RSS

Cell Charges Taxpayers $31.50 for Their Own Property

Tax payers here and elsewhere are being gipped by publishers who claim copyrights to the scientific literature.

As an example, this article in Cell was supported by several grants from the National Institutes of Health (R01 AG034504, R01 AG030146, P30 AG10161, R01 AG17917, R01 AG15819, K08 AG034290, P30 AG10161, R01 AG11101, and NS032765), and the Illinois Department of Public Health.

Somehow, Cell thinks we should pay 31.50 for viewing 13 pages of the reprint!
capture


0 Comments Add Yours ↓

  1. Roger Rabbit #
    1

    This is becoming endemic in academic publishing. Enough is enough! It’s time for academics to figure out a way to break the commercial publishers’ monopoly over the circulation of peer-reviewed scientific literature. There must be another way of circulating academic work.

  2. theaveeditor #
    2

    They do not have a legal monopoly. There are excellent journals that do not behave this way. The monopoly occurs because they “own” prestige and charge for bestowing it. Harold Varmus, former NOH head tried valiantly to force a change and succeeded partially. All NIH funded work eventually gets in the public domain.
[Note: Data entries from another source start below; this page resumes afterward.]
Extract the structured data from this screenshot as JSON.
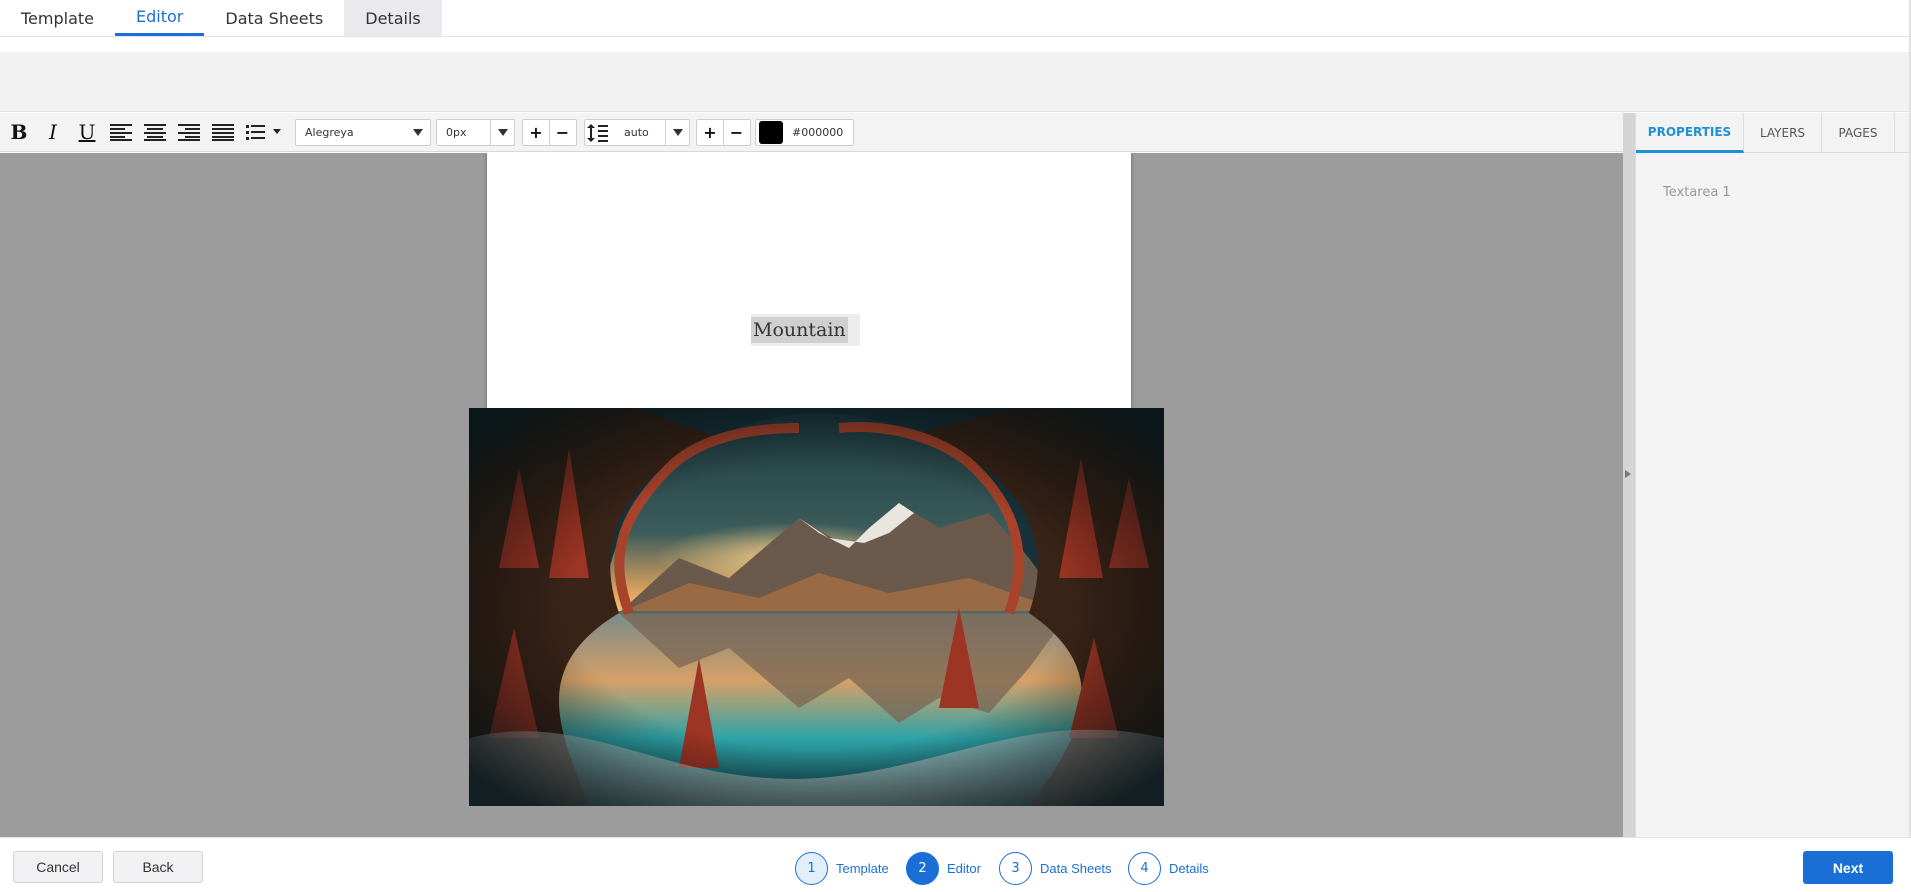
{
  "top_tabs": [
    {
      "label": "Template"
    },
    {
      "label": "Editor"
    },
    {
      "label": "Data Sheets"
    },
    {
      "label": "Details"
    }
  ],
  "toolbar": {
    "font_family": "Alegreya",
    "letter_spacing": "0px",
    "line_height": "auto",
    "color_hex": "#000000",
    "color_value": "#000000"
  },
  "canvas": {
    "text_content": "Mountain"
  },
  "sidebar": {
    "tabs": [
      {
        "label": "PROPERTIES"
      },
      {
        "label": "LAYERS"
      },
      {
        "label": "PAGES"
      }
    ],
    "selected_layer": "Textarea 1"
  },
  "footer": {
    "cancel_label": "Cancel",
    "back_label": "Back",
    "next_label": "Next",
    "steps": [
      {
        "number": "1",
        "label": "Template"
      },
      {
        "number": "2",
        "label": "Editor"
      },
      {
        "number": "3",
        "label": "Data Sheets"
      },
      {
        "number": "4",
        "label": "Details"
      }
    ]
  },
  "colors": {
    "accent": "#1a6fd6",
    "canvas_bg": "#9c9c9c",
    "sidebar_accent": "#1e90d6"
  }
}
    I prefer a mechanism where all papers , as soon as they are accepted, go to repository where they are available for review by well vetted boards. I belong to one such, the Faculty of 1000, and their gimmick is charging for access to ratings. That seems a lot more fair to me.

  3. theaveeditor #
    3

    Of course, the NY times does a terrible job of supporting this BS by acting as conduit for the prestige journals. Some of these, in my not so humble opinion, are badly reviewed and ought to belong to Murdoch because they are kins to his tabloids … Nature and the NE Journal are amongst the worst!